Van Dyck self-portrait returns to National Portrait Gallery alongside new Julian Opie work
The self-portrait dates back to 1640.
A self-portrait of painter Sir Anthony van Dyck – kept in the UK after a fundraising appeal – will be joined by new work from Julian Opie as it returns to the National Portrait Gallery after a nationwide tour.
Opie, one of Britain’s foremost contemporary artists, will present new pieces of work alongside the self-portrait, which dates back to 1640.
Faime (2016), Lucia, back 3 (2017) and Beach Head, 6 (2017) will feature in the Julian Opie After Van Dyck display which comes three years after the self-portrait was saved from leaving the country by the major fundraising drive.
The work was in a private collection for almost 400 years before it was sold in 2014 – forcing the Government to issue a temporary export bar which allowed campaigners time to try to save it.

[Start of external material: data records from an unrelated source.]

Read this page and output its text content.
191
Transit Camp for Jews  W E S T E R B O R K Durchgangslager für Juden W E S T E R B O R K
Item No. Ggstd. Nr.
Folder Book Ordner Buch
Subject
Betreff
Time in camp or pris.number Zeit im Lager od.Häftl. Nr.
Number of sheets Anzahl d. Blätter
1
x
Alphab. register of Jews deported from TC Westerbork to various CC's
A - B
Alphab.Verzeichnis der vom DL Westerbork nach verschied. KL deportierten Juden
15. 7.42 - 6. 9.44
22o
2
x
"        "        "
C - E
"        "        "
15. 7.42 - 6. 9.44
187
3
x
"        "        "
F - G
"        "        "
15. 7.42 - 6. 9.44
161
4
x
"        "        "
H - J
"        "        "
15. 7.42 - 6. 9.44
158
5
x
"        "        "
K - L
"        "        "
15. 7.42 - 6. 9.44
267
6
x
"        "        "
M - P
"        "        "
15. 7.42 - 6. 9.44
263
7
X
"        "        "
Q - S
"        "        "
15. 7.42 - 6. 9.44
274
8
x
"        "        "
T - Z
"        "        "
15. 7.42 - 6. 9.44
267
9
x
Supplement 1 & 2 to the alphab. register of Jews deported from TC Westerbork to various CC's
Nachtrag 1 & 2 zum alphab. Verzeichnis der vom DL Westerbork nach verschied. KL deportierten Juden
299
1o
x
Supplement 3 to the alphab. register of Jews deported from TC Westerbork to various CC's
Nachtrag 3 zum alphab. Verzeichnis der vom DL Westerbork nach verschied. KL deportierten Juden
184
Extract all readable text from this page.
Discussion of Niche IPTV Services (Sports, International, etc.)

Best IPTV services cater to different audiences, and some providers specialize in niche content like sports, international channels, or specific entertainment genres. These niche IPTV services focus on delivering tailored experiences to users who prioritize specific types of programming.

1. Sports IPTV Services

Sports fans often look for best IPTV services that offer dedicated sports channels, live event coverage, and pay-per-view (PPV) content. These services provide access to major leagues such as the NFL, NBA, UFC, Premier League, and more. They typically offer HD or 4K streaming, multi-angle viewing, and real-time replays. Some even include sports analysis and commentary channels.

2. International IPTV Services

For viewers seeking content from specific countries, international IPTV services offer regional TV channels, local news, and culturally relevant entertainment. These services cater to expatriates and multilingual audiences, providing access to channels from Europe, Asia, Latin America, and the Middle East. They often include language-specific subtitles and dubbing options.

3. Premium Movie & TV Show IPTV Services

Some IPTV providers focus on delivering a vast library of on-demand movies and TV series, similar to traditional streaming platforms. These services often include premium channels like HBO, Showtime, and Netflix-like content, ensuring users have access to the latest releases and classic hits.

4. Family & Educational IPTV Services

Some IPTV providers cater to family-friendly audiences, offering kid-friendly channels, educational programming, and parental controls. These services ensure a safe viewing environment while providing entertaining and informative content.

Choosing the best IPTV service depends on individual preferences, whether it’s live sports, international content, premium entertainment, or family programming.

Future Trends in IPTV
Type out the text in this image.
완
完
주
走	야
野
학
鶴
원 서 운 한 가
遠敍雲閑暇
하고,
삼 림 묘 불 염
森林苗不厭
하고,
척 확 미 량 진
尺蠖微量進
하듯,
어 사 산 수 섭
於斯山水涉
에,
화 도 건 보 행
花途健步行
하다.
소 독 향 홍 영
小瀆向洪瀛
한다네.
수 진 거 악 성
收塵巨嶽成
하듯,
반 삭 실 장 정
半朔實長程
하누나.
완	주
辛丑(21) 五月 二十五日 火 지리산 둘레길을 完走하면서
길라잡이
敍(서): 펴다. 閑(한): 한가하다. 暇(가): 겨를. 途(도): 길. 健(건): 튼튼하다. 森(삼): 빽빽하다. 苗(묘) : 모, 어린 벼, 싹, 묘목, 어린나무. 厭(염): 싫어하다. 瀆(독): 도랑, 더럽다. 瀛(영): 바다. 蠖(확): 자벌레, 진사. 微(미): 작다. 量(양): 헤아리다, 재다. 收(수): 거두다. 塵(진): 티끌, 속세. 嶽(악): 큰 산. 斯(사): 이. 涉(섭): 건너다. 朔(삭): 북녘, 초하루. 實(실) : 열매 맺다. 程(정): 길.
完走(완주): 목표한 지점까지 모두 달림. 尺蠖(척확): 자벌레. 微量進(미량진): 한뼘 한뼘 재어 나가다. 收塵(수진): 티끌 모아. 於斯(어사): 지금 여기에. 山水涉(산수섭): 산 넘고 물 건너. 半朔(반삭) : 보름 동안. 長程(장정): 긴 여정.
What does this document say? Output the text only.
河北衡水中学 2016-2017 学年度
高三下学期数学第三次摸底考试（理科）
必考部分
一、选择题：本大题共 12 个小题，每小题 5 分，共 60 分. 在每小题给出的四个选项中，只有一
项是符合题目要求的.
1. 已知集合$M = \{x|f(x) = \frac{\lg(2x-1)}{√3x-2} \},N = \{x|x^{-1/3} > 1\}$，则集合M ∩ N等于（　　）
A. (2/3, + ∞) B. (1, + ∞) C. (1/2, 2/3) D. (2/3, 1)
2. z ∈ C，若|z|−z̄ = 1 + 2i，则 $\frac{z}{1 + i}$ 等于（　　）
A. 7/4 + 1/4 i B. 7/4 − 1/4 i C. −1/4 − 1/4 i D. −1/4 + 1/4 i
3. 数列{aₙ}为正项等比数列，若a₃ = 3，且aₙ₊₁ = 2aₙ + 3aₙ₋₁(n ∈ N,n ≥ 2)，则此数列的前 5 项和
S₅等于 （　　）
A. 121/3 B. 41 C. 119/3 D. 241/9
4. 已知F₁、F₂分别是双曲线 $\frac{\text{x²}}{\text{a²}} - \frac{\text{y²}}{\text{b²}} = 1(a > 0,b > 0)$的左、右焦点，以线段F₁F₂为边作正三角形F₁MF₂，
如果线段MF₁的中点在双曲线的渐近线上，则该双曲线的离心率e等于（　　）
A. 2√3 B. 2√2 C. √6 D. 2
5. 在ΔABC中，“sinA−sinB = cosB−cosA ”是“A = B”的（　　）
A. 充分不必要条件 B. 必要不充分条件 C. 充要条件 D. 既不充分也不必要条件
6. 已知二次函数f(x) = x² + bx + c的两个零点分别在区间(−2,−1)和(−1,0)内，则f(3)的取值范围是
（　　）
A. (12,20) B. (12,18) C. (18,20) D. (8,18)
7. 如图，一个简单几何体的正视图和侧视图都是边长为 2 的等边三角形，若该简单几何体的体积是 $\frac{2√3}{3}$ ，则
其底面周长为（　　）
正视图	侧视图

A grant of £6.3 million from the Heritage Lottery Fund combined with donations from the public, two private trusts, the Art Fund and the gallery saved the work for the nation.
It has since enjoyed a nationwide tour including visits to the Turner Contemporary in Margate, Manchester Art Gallery and the Scottish National Portrait Gallery in Edinburgh.
Dr Nicholas Cullinan, director of the National Portrait Gallery, said: “Following its hugely successful nationwide tour this is a wonderful opportunity for our visitors to see Van Dyck’s Self-portrait back in the 17th-century galleries of the National Portrait Gallery but also alongside striking works by Julian Opie.”
Catharine MacLeod, curator of the display, said: “Julian Opie’s work references historical portraiture, and has often used compositional devices employed by 17th-century artists. The portraits in this display are a testament to Van Dyck’s lasting legacy in Britain.”
Julian Opie After Van Dyck runs at the National Portrait Gallery from October 6 to January 7 2018.